Tyrrell and Schultz were about a hundred metres away, walking down the road towards the administrative blocks, where they were due to have a discreet and hopefully unobserved meeting with the Director of Special Forces. A razor-sharp shard of steel, roughly the size of a frisbee, hit Major Rod Tyrrell just above his right ear, sliced the top of his head off, and killed him instantly. Schultz was unharmed, but the sheer force of the blast picked him up and threw him to the ground. By the time he dragged himself to his feet, the air was filled with choking, billowing smoke that reeked of burning oil, and the ground shook from the relentless barrage of explosions as one refinery unit after another burst into scorching flames or blew itself to smithereens.

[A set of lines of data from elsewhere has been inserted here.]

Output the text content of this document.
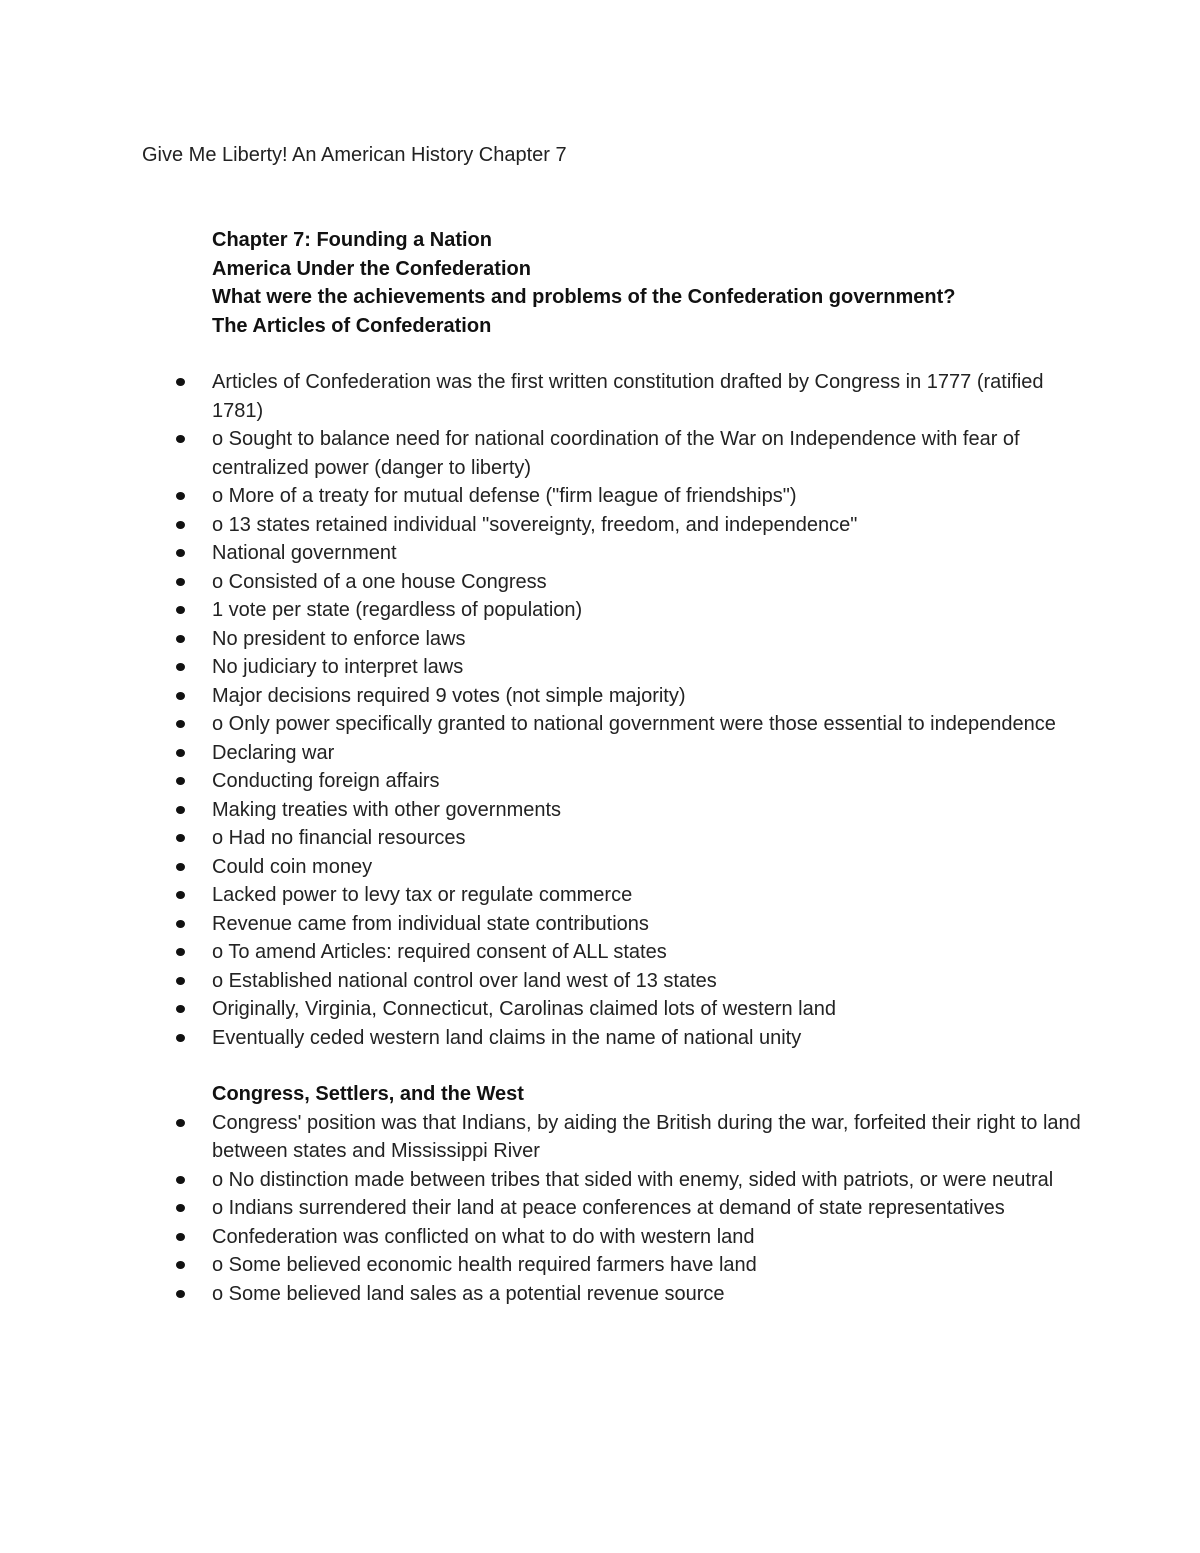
Give Me Liberty! An American History Chapter 7

Chapter 7: Founding a Nation

America Under the Confederation

What were the achievements and problems of the Confederation government?

The Articles of Confederation

Articles of Confederation was the first written constitution drafted by Congress in 1777 (ratified 1781)
o Sought to balance need for national coordination of the War on Independence with fear of centralized power (danger to liberty)
o More of a treaty for mutual defense ("firm league of friendships")
o 13 states retained individual "sovereignty, freedom, and independence"
National government
o Consisted of a one house Congress
1 vote per state (regardless of population)
No president to enforce laws
No judiciary to interpret laws
Major decisions required 9 votes (not simple majority)
o Only power specifically granted to national government were those essential to independence
Declaring war
Conducting foreign affairs
Making treaties with other governments
o Had no financial resources
Could coin money
Lacked power to levy tax or regulate commerce
Revenue came from individual state contributions
o To amend Articles: required consent of ALL states
o Established national control over land west of 13 states
Originally, Virginia, Connecticut, Carolinas claimed lots of western land
Eventually ceded western land claims in the name of national unity

Congress, Settlers, and the West

Congress' position was that Indians, by aiding the British during the war, forfeited their right to land between states and Mississippi River
o No distinction made between tribes that sided with enemy, sided with patriots, or were neutral
o Indians surrendered their land at peace conferences at demand of state representatives
Confederation was conflicted on what to do with western land
o Some believed economic health required farmers have land
o Some believed land sales as a potential revenue source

Holding a handkerchief to his face to give himself the most basic protection against the fumes, Schultz broke into a stumbling, coughing run as he tried to get away from the inferno. Amidst the thunder of explosions and the clouds of smoke he neither heard nor saw the stricken helicopter until it scraped over the roof of one of the office blocks just ahead of him, dislodging scores of roof-tiles as it went, crashed on to the road surface, and came skidding towards him in a screeching mass of tangled metal and shattered glass.
Schultz flung himself out of the way, somehow managing not to be shredded by the mangled blades of the helicopter rotors. The chopper kept going in the direction of the stricken, blazing distillery towers, before coming to rest by the side of the road, no more than a few metres from a ruptured pipe that was pouring some kind of burning liquid on to the ground. The petrochemical flowed across the tarmac, flaming like the brandy on a flambéed steak, creating a pool of fire that was spreading wider and wider. And the shattered helicopter was right in its way.